POET Technologies Inc.

over 10 years ago

Below is an article recently published in PCMag.com which highlights several of the current limitations that Dr. Taylor discussed at the EC.

http://forwardthinking.pcmag.com/none/322231-chipmaking-challenges-face-moore-s-law

Chipmaking Challenges Face Moore's Law

Apr 02, 2014 5:30 PM EST
0 Comments

By Michael J. Miller

Every few years there are stories about how Moore's Law – the concept that the number of transistors in a given area doubles every two years or so – is dying. Such stories have been around for decades, but we still continue to see new chips with more transistors every few years, pretty much on schedule.

For instance, in February Intel introduced a 4.3-billion transistor chip called the Xeon E7v2 or Ivytown on a 541 square millimeter die using its 22nm process. A decade ago, Intel's high-end Xeon, known as Gallatin, was a 130nm chip with 82 million transistors on a 555 square millimeter die.
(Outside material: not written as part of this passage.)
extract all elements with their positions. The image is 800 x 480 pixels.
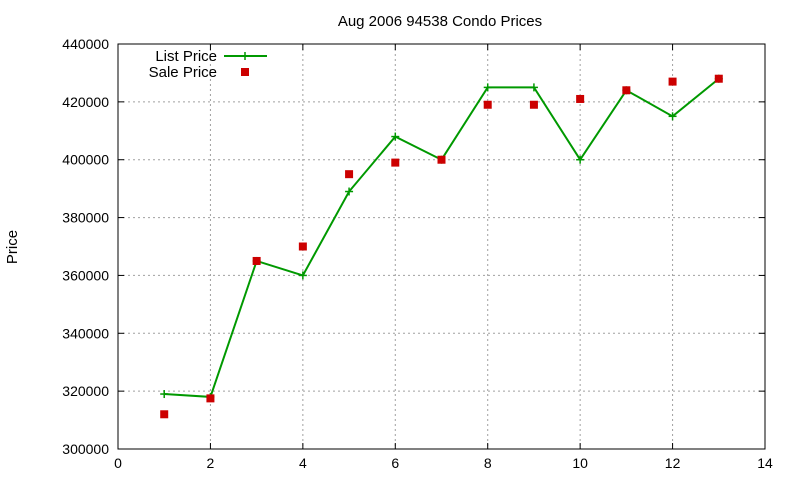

That's not quite keeping up with a doubling every two years, but it's close.

Of course, that doesn't mean it will continue working forever, and indeed, chipmaking is going through some big changes that affect both the manufacturing and the design of chips, and all these will have lasting impacts on users.

Most obviously, it has been clear for a long time that clock speeds aren't getting faster. After all, Intel introduced Pentium chips in 2004 that ran at 3.6 GHz; today the company's top-end Core i7 runs at 3.5 GHz with a maximum turbo speed of 3.9 GHz. (Of course, there are some people who overclock, but that's always been the case.)

Instead, designers reacted by adding more cores to the chips and by increasing the efficiency of each individual core. Today, even the lowest-end chip you can get for a desktop or laptop is a dual-core chip, and quad-core versions are commonplace. Even in phones, we're now seeing a lot of quad-core and even octa-core parts.

That's great for running multiple applications at the same time (multi-tasking) or for applications that can really take advantage of multiple cores and threads, but most applications still don't do that. Developers – particularly those who create developer tools – have spent a lot of time making their applications work better with multiple cores, but there are still a lot of applications that depend mostly on single-threaded performance.

In addition, processor developers are putting a lot more graphics cores and other specialized cores (such as those that encode or decode video, or encrypt or decrypt data) within an application processor, in what much of the industry has called heterogeneous processing. AMD, Qualcomm, and MediaTek have all been pushing this concept, which does make a lot of sense for some things. It certainly helps in integration – making the chips smaller and less power-hungry; and seems to make perfect sense in mobile processors – such as the big.LITTLE approach that ARM has taken where it combines more powerful but more power-hungry cores with those that only take a little power. For many of us, getting chips that use less power for the same performance – and therefore mobile devices that go longer on a battery charge, is a big deal.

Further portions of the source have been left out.